By the time he met Evie he'd given up on the idea of exceptionality. They met at a Christmas party – Richard's. She was lively;
the men in the room were crowded around her. He introduced himself to those in the group he didn't know, weighed her. She was copper-haired and trim, bright hazel-eyed, but not stunning. She didn't have a bone structure that suggested lifelong beauty. They danced. She moved well, neat but suggestively. Her eyes were big and pretty. He could tell Richard liked her, even then. Richard kept bringing a bottle over and offering to top them up, trying to join the conversation.

Their dates were pleasant. Evie was pleasant. She smiled a lot and dressed well. He liked that other men were attracted to her. There was no sulking or ego maintenance. In a way it was a welcome compromise after the extreme terrain he had attempted. But she wasn't stupid. She could tell he was withholding, he was making no declarations; there was no obvious lovers' trajectory.

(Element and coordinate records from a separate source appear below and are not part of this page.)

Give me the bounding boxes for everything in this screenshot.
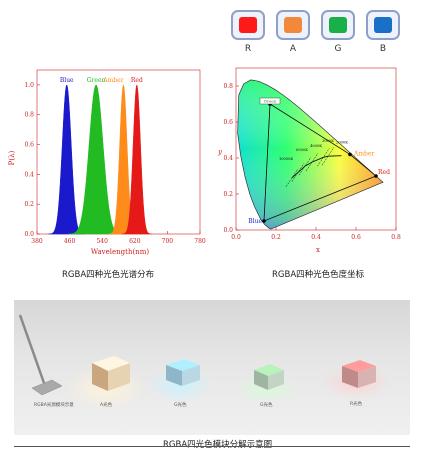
spectrum-curve-blue — [48, 84, 85, 235]
swatch-label-r: R — [244, 44, 252, 54]
module-cube-green — [237, 364, 297, 404]
swatch-green-fill — [329, 17, 347, 33]
bottom-rule — [14, 446, 410, 447]
cie-point-label-red: Red — [378, 169, 390, 176]
swatch-green — [321, 10, 355, 40]
cie-y-tick-label: 0.6 — [223, 119, 233, 126]
spectrum-series-label: Green — [87, 77, 106, 84]
spectrum-x-tick-label: 540 — [96, 238, 108, 245]
module-label-stand: RGBA光源模块示意 — [34, 403, 74, 408]
cie-x-tick-label: 0.8 — [391, 234, 401, 241]
spectrum-y-tick-label: 0.2 — [24, 201, 34, 208]
cie-isotemp-line — [305, 153, 319, 172]
cie-caption: RGBA四种光色色度坐标 — [272, 270, 365, 280]
module-label-a: A光色 — [100, 403, 113, 408]
cie-x-tick-label: 0.6 — [351, 234, 361, 241]
module-cube-cyan — [148, 359, 212, 403]
photo-caption: RGBA四光色模块分解示意图 — [163, 440, 273, 450]
cie-y-tick-label: 0.2 — [223, 191, 233, 198]
spectrum-y-tick-label: 0.6 — [24, 142, 34, 149]
cie-isotemp-line — [317, 148, 330, 167]
cie-ylabel: y — [217, 148, 223, 156]
cie-point-label-amber: Amber — [353, 150, 374, 157]
spectrum-ylabel: P(λ) — [8, 150, 16, 165]
cie-x-tick-label: 0.2 — [271, 234, 281, 241]
cie-isotemp-line — [298, 156, 312, 176]
swatch-blue-fill — [374, 17, 392, 33]
spectrum-y-tick-label: 1.0 — [24, 82, 34, 89]
spectrum-series-label: Amber — [102, 77, 123, 84]
spectrum-chart: 380 460 540 620 700 780 0.0 0.2 0.4 0.6 0.8 1.0 Blu… — [8, 69, 206, 256]
spectrum-x-tick-label: 700 — [162, 238, 174, 245]
cie-y-tick-label: 0.4 — [223, 155, 233, 162]
cie-isotemp-line — [285, 168, 299, 187]
cie-locus-outline — [237, 79, 384, 230]
cie-chart: 0.0 0.2 0.4 0.6 0.8 0.0 0.2 0.4 0.6 0.8 10000K 650… — [217, 67, 401, 254]
cie-planck-label: 2000K — [336, 141, 348, 145]
swatch-label-b: B — [379, 44, 387, 54]
swatch-amber-fill — [284, 17, 302, 33]
module-photo: RGBA光源模块示意 A光色 G光色 G光色 R光色 — [14, 300, 410, 435]
cie-label-box-green — [259, 97, 281, 105]
cie-point-blue — [262, 219, 266, 223]
swatch-blue — [366, 10, 400, 40]
cie-planck-label: 4000K — [310, 144, 322, 148]
cie-point-label-blue: Blue — [248, 218, 262, 225]
swatch-amber — [276, 10, 310, 40]
cie-x-tick-label: 0.0 — [231, 234, 241, 241]
module-photo-art — [18, 314, 390, 410]
spectrum-x-tick-label: 780 — [194, 238, 206, 245]
swatch-red — [231, 10, 265, 40]
spectrum-series-label: Blue — [60, 77, 74, 84]
spectrum-xlabel: Wavelength(nm) — [91, 248, 149, 256]
spectrum-series-label: Red — [131, 77, 143, 84]
cie-point-amber — [348, 152, 352, 157]
spectrum-y-tick-label: 0.4 — [24, 171, 34, 178]
swatch-label-g: G — [334, 44, 342, 54]
spectrum-y-tick-label: 0.8 — [24, 112, 34, 119]
spectrum-x-tick-label: 380 — [31, 238, 43, 245]
spectrum-curve-red — [121, 84, 152, 235]
cie-planck-label: 3000K — [322, 139, 334, 143]
module-cube-warm — [66, 356, 146, 410]
spectrum-y-tick-label: 0.0 — [24, 231, 34, 238]
module-label-g1: G光色 — [174, 403, 187, 408]
cie-gamut-edge — [263, 103, 271, 222]
cie-planck-label: 6500K — [296, 148, 308, 152]
swatch-red-fill — [239, 17, 257, 33]
module-stand — [18, 314, 63, 396]
swatch-label-a: A — [289, 44, 297, 54]
cie-y-tick-label: 0.8 — [223, 83, 233, 90]
cie-y-tick-label: 0.0 — [223, 227, 233, 234]
cie-point-red — [374, 174, 378, 178]
cie-x-tick-label: 0.4 — [311, 234, 321, 241]
spectrum-x-tick-label: 460 — [64, 238, 76, 245]
module-label-g2: G光色 — [260, 403, 273, 408]
spectrum-curve-green — [68, 84, 125, 235]
cie-xlabel: x — [316, 246, 320, 254]
cie-isotemp-line — [291, 163, 305, 182]
spectrum-caption: RGBA四种光色光谱分布 — [62, 270, 155, 280]
module-cube-red — [322, 360, 390, 400]
cie-point-label-green: Green — [264, 99, 277, 104]
spectrum-x-tick-label: 620 — [129, 238, 141, 245]
cie-gamut-shade — [237, 79, 383, 230]
cie-planck-label: 10000K — [279, 157, 293, 161]
cie-isotemp-line — [321, 147, 335, 166]
module-label-r: R光色 — [350, 402, 363, 407]
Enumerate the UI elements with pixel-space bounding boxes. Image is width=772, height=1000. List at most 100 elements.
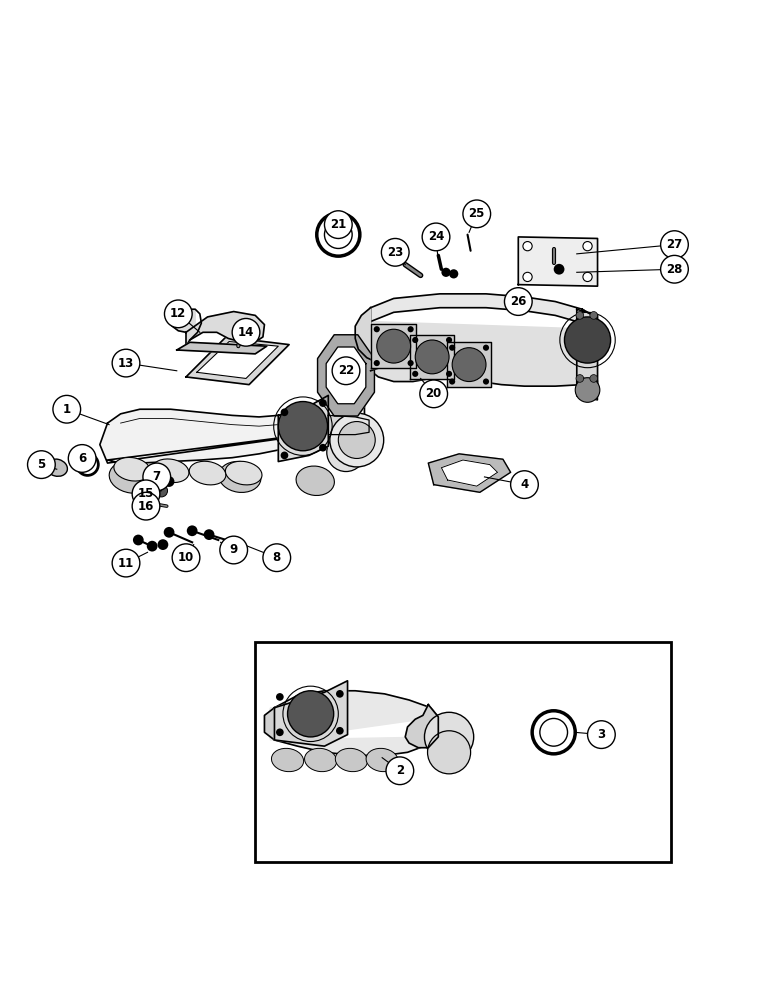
Circle shape [590,312,598,319]
Polygon shape [186,312,265,346]
Polygon shape [279,395,328,462]
Polygon shape [100,398,364,463]
Ellipse shape [218,461,261,492]
Circle shape [319,444,327,452]
Polygon shape [265,708,275,740]
Ellipse shape [189,461,226,485]
Circle shape [143,463,171,491]
Circle shape [420,380,448,408]
Circle shape [442,268,451,277]
Circle shape [287,691,334,737]
Circle shape [446,371,452,377]
Circle shape [164,300,192,328]
Circle shape [327,433,365,472]
Circle shape [332,357,360,385]
Ellipse shape [113,457,151,481]
Polygon shape [582,309,595,329]
Polygon shape [371,294,595,329]
Circle shape [587,721,615,748]
Circle shape [164,527,174,538]
Text: 27: 27 [666,238,682,251]
Ellipse shape [366,748,398,772]
Ellipse shape [109,461,155,493]
Circle shape [377,329,411,363]
Polygon shape [410,335,455,379]
Circle shape [280,452,288,459]
Text: 22: 22 [338,364,354,377]
Circle shape [483,378,489,385]
Circle shape [583,242,592,251]
Text: 11: 11 [118,557,134,570]
Circle shape [504,288,532,315]
Circle shape [68,445,96,472]
Text: 14: 14 [238,326,254,339]
Circle shape [661,255,689,283]
Ellipse shape [272,748,303,772]
Circle shape [324,211,352,238]
Polygon shape [577,377,598,400]
Text: 9: 9 [229,543,238,556]
Polygon shape [405,705,438,748]
Circle shape [157,539,168,550]
Circle shape [412,337,418,343]
Circle shape [564,317,611,363]
Text: 7: 7 [153,470,161,483]
Ellipse shape [225,461,262,485]
Circle shape [319,399,327,407]
Text: 3: 3 [598,728,605,741]
Text: 21: 21 [330,218,347,231]
Circle shape [263,544,290,572]
Circle shape [449,378,455,385]
Polygon shape [197,342,279,378]
Circle shape [386,757,414,785]
Text: 12: 12 [170,307,186,320]
Circle shape [422,223,450,251]
Circle shape [133,535,144,545]
Ellipse shape [335,748,367,772]
Circle shape [82,459,93,470]
Circle shape [276,728,283,736]
Text: 28: 28 [666,263,682,276]
Circle shape [220,536,248,564]
Circle shape [374,326,380,332]
Circle shape [53,395,80,423]
Circle shape [575,378,600,402]
Text: 13: 13 [118,357,134,370]
Circle shape [449,345,455,351]
Text: 2: 2 [396,764,404,777]
Circle shape [576,375,584,382]
Ellipse shape [296,466,334,495]
Circle shape [425,712,474,762]
Circle shape [279,402,327,451]
Circle shape [112,349,140,377]
Polygon shape [275,681,347,746]
Circle shape [576,312,584,319]
Text: 8: 8 [273,551,281,564]
Text: 26: 26 [510,295,527,308]
Polygon shape [265,691,438,755]
Text: 25: 25 [469,207,485,220]
Circle shape [523,272,532,282]
Circle shape [408,360,414,366]
Circle shape [374,360,380,366]
Ellipse shape [304,748,337,772]
Circle shape [412,371,418,377]
Polygon shape [355,308,389,371]
Polygon shape [447,342,492,387]
Polygon shape [177,342,267,354]
Polygon shape [518,237,598,286]
Polygon shape [326,347,366,404]
Ellipse shape [46,459,67,476]
Text: 10: 10 [178,551,194,564]
Circle shape [583,272,592,282]
Circle shape [187,525,198,536]
Bar [256,642,671,862]
Text: 23: 23 [387,246,403,259]
Text: 16: 16 [138,500,154,513]
Circle shape [112,549,140,577]
Circle shape [554,264,564,275]
Ellipse shape [171,308,189,323]
Circle shape [449,269,459,278]
Polygon shape [328,415,369,435]
Text: 5: 5 [37,458,46,471]
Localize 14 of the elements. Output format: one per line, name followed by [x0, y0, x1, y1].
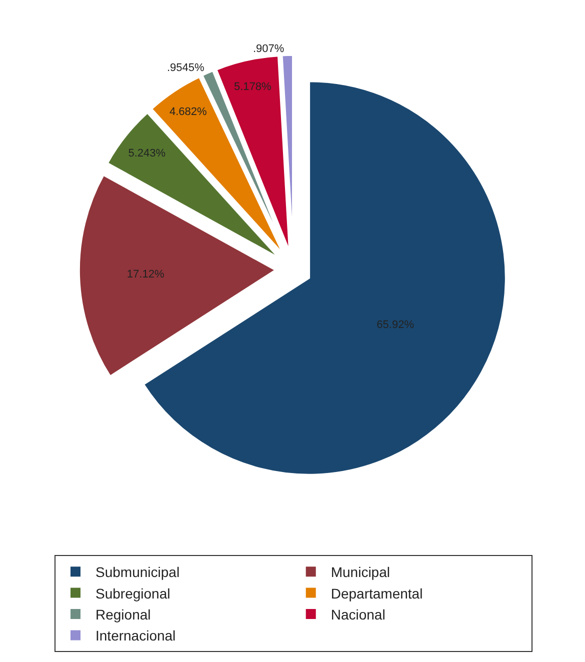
legend-label: Regional	[96, 606, 151, 622]
legend-label: Internacional	[96, 628, 176, 644]
data-label: .907%	[252, 42, 284, 55]
data-label: 17.12%	[126, 268, 164, 280]
legend-label: Nacional	[330, 606, 386, 622]
data-label: 65.92%	[376, 319, 414, 332]
legend-label: Subregional	[96, 585, 170, 602]
legend-label: Municipal	[330, 564, 390, 580]
data-label: 4.682%	[169, 106, 207, 118]
data-label: 5.178%	[234, 80, 272, 93]
data-label: 5.243%	[128, 147, 166, 160]
legend-label: Submunicipal	[96, 564, 180, 580]
data-label: .9545%	[166, 62, 205, 74]
legend-label: Departamental	[330, 585, 423, 602]
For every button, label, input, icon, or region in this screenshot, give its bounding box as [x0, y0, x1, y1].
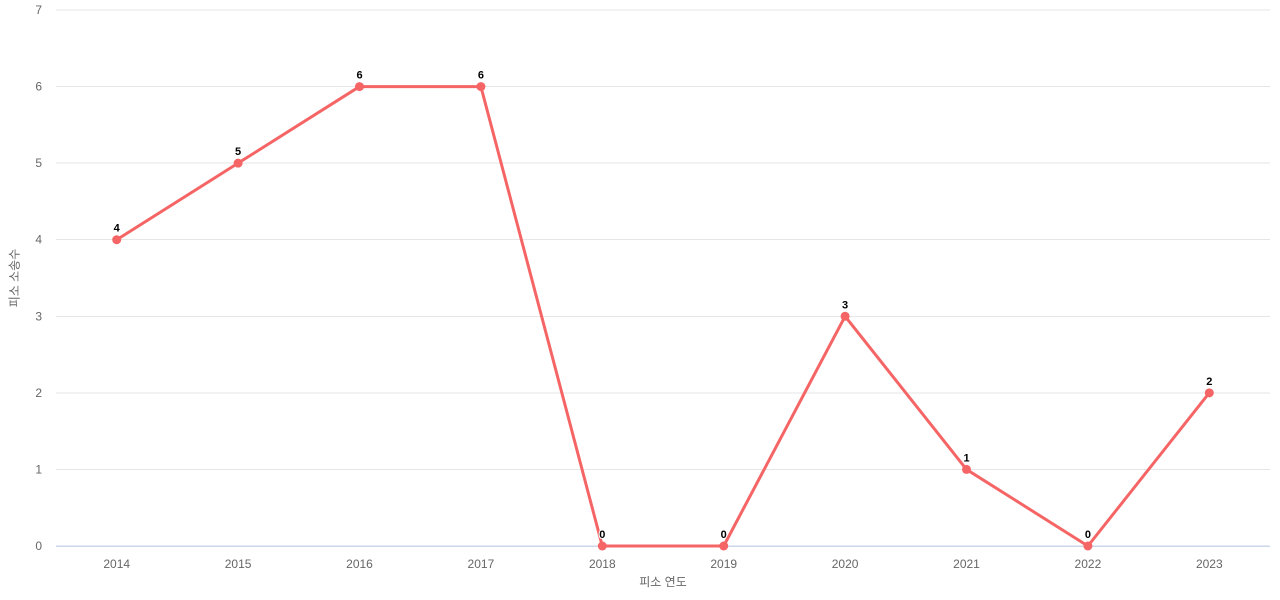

It came up one night in a restaurant and he told her he wasn't sure exactly how he felt about her. He didn't feel anything tremendously, for anyone. There was an argument, unshouted, but definitely an argument.

I don't move you in any great way then? she asked. What am I, wallpaper? Just there in the room?

No. Listen, it doesn't affect the relationship, he said. We're having a good time.

Are you mad? Of course it does. I want more than that. Who wouldn't?

She'd stood up, unhurriedly, gathered her coat, and left. It was a superior, graceful exit. He'd tried to phone her but she ignored the messages. She started dating someone else soon after; he heard about it from Richard, who'd stayed in touch with her. This bothered him; no, it piqued him. He couldn't stop thinking about her and the new lover. He wondered if his emotions had been lagging, or had been masked. He'd lasted two weeks and then he was on her doorstep, saying he couldn't be without her, asking her to marry him. He almost convinced himself. By the
end of the evening they'd had sex several times – it was as close to anything meaningful as he'd ever felt – and they were engaged. It all played out. They married. They bought a house. It was fine.